When May spoke again, her voice was resolved. "If you do this, that is the only sensible way. You don't search. You don't wander the streets until the cold takes you. You take a room at a well respected inn. And you let them court you. And they'll pay — not with money, maybe. Not directly. But they'll buy you meals, jewelry, entertainment. It will be your company they're after just as much as anything else. Maybe even your heart."
I let out a single, bitter laugh. "And if my heart isn't there to give?"
"Then you leave." She looked away. "And take them for all they're worth. And you go."
Silence fell between us. I stared up, letting my eyes drift to the rough wooden beams that made up the ceiling. It felt like too much, somehow. All of it. Everything I had done here, and in the three years before, had been detached. Just a transaction, really. Just skin against skin. It was one thing to sell my body. Selling myself… That was something more. Something so entirely different that it sent chills down my arms.
"What if they're good men?" I whispered. "What if they're looking for something… something I can't ever give?"
"Love, you mean?" May asked softly. "Everybody across the four corners is looking for love. Aren't you?"

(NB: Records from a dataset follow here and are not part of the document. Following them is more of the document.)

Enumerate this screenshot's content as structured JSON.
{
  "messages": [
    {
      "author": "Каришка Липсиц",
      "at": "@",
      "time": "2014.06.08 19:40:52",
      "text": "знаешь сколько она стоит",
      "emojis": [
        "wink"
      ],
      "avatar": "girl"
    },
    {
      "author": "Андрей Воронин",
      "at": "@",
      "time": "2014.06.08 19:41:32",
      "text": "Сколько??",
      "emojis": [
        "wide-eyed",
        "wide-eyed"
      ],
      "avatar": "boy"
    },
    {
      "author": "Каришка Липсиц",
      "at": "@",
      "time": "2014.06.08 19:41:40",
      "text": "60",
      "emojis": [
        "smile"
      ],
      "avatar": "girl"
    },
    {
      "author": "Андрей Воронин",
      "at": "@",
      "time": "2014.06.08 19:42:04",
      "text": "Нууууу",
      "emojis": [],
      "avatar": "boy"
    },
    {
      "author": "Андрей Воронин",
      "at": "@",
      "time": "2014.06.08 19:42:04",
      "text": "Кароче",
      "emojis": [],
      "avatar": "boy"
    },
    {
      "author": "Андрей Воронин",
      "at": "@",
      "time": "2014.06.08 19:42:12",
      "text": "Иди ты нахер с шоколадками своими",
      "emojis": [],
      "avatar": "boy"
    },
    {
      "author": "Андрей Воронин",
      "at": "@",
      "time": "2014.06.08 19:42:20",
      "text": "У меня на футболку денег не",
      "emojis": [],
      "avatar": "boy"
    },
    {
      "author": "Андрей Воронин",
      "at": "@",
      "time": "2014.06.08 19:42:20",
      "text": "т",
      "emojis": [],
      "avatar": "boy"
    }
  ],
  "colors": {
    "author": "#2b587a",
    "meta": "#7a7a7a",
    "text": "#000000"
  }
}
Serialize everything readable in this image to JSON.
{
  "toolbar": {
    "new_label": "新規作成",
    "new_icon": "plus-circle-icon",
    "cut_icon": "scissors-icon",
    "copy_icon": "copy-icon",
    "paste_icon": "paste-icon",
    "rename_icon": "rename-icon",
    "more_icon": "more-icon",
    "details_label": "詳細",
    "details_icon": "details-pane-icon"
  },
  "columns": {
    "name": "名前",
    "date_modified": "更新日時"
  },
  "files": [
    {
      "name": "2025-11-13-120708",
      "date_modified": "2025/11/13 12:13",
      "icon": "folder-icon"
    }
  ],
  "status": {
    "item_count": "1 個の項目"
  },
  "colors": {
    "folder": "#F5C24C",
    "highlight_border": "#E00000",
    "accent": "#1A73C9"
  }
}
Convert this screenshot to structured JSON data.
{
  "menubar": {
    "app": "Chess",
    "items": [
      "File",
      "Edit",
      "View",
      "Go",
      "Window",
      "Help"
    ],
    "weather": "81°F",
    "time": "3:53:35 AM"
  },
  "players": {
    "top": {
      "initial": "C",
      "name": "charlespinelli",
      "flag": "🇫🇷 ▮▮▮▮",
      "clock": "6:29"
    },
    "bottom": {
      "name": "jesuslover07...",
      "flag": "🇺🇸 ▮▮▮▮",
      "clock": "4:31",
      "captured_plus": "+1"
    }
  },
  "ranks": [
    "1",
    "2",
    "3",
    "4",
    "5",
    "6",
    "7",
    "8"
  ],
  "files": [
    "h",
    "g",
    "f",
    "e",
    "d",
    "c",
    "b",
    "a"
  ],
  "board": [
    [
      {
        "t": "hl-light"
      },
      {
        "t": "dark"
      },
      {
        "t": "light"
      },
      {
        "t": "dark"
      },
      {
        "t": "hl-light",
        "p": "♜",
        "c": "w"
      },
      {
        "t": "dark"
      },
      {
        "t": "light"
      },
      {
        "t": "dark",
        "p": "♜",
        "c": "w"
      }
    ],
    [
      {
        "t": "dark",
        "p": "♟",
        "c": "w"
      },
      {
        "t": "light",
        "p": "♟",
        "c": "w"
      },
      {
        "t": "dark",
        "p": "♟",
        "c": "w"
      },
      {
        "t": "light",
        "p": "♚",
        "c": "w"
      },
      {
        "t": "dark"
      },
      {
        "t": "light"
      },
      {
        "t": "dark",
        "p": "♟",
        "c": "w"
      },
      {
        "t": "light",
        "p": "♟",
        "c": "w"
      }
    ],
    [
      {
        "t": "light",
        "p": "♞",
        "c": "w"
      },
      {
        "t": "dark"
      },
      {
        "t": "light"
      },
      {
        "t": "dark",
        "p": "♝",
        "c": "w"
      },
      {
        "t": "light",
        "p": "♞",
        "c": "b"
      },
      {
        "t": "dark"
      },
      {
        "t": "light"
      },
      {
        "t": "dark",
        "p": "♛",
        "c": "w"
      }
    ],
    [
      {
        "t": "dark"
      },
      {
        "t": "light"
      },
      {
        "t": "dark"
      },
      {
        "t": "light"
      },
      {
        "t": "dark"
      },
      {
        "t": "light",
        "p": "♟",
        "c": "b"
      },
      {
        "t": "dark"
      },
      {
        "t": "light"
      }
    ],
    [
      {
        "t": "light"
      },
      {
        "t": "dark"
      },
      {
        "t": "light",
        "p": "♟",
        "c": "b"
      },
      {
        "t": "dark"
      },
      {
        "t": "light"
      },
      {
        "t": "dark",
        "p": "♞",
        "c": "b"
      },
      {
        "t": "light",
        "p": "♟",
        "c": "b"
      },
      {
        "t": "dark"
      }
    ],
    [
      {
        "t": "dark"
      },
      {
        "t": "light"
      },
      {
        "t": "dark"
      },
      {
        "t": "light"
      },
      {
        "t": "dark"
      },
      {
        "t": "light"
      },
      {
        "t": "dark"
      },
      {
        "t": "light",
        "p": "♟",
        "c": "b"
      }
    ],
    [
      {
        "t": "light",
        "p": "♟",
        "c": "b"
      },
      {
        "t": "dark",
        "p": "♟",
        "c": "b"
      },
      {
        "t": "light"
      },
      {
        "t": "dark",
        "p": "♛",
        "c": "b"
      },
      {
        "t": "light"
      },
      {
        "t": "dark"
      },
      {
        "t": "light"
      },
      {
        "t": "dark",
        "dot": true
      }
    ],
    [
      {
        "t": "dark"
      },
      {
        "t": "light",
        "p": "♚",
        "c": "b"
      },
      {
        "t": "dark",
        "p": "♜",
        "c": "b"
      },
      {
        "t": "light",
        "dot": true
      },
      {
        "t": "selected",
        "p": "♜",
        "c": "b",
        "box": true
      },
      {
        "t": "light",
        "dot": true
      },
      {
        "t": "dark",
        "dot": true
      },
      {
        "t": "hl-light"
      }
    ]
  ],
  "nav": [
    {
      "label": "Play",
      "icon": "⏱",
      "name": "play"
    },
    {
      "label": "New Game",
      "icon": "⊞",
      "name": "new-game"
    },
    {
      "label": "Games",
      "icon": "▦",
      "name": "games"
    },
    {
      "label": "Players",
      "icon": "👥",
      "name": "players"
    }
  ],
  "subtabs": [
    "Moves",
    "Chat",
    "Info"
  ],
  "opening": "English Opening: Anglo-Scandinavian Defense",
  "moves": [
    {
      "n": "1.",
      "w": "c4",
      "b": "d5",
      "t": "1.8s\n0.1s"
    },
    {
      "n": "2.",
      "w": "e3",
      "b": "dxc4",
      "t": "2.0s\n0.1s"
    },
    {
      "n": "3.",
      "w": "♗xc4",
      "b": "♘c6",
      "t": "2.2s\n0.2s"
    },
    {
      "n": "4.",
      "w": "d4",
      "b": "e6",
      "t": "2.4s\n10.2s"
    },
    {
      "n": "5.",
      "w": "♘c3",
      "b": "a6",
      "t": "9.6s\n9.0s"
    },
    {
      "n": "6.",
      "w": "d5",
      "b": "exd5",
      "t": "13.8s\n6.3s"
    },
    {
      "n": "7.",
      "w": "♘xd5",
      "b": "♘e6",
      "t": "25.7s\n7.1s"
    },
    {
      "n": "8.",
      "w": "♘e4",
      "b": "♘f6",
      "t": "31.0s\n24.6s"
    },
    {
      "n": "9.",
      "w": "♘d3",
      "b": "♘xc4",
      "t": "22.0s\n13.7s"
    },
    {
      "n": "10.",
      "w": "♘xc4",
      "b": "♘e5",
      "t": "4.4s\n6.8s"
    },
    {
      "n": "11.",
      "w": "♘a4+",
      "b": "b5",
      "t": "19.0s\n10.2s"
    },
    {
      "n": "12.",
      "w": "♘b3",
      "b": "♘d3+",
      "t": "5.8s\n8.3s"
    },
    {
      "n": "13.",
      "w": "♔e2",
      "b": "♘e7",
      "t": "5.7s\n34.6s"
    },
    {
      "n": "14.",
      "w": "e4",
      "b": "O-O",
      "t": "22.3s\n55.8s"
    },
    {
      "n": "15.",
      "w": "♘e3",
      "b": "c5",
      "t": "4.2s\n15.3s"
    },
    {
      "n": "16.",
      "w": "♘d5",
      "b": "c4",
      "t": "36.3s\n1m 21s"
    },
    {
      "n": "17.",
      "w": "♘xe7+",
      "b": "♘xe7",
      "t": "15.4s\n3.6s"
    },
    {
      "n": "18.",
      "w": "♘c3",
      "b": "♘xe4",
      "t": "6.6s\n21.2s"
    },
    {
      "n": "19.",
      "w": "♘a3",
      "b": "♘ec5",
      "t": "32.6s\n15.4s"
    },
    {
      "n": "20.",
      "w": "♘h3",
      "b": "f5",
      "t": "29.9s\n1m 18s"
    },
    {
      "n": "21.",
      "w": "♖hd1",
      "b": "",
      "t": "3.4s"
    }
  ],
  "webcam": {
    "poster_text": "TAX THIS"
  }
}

I said nothing, my eyes trained firmly on the ceiling. May squeezed my shoulder briefly before stepping away. After a while, I heard the sound of her footsteps fading as she drifted across the room, leaving me in the quiet.
She returned some time later, a steaming bowl of soup between her hands. She helped me up, handing it to me with gentle words. My body ached from the motion, but the smell of the simmering vegetables awoke a sudden hunger within me. I sipped it too quickly, the thick creaminess of it burning my tongue. She left me to my devices soon after, rechecking my pulse and offering me another brew of bitter medicine before retiring for the night.
I lay awake for a long time after that, my eyes tracing the room in the darkness as my thoughts whirled.
Could I do this thing? And was it true? Was I really looking for love? Was I trying to get back something I'd lost, or forgotten?
That was impossible.
And love… I wouldn't find it in the arms of these men; I knew that without looking. Without even leaving this bed. But perhaps there was something to it — to this plan that walking through the streets of South Renere would never give me. Something intangible. The sort of thing that existed between words spoken and moments exchanged in the light of day, instead of bodies pressed together in the dark.
Something human. Connection, even if it wasn't perfect or true.
I think I just wanted to know what it was like… to be warm.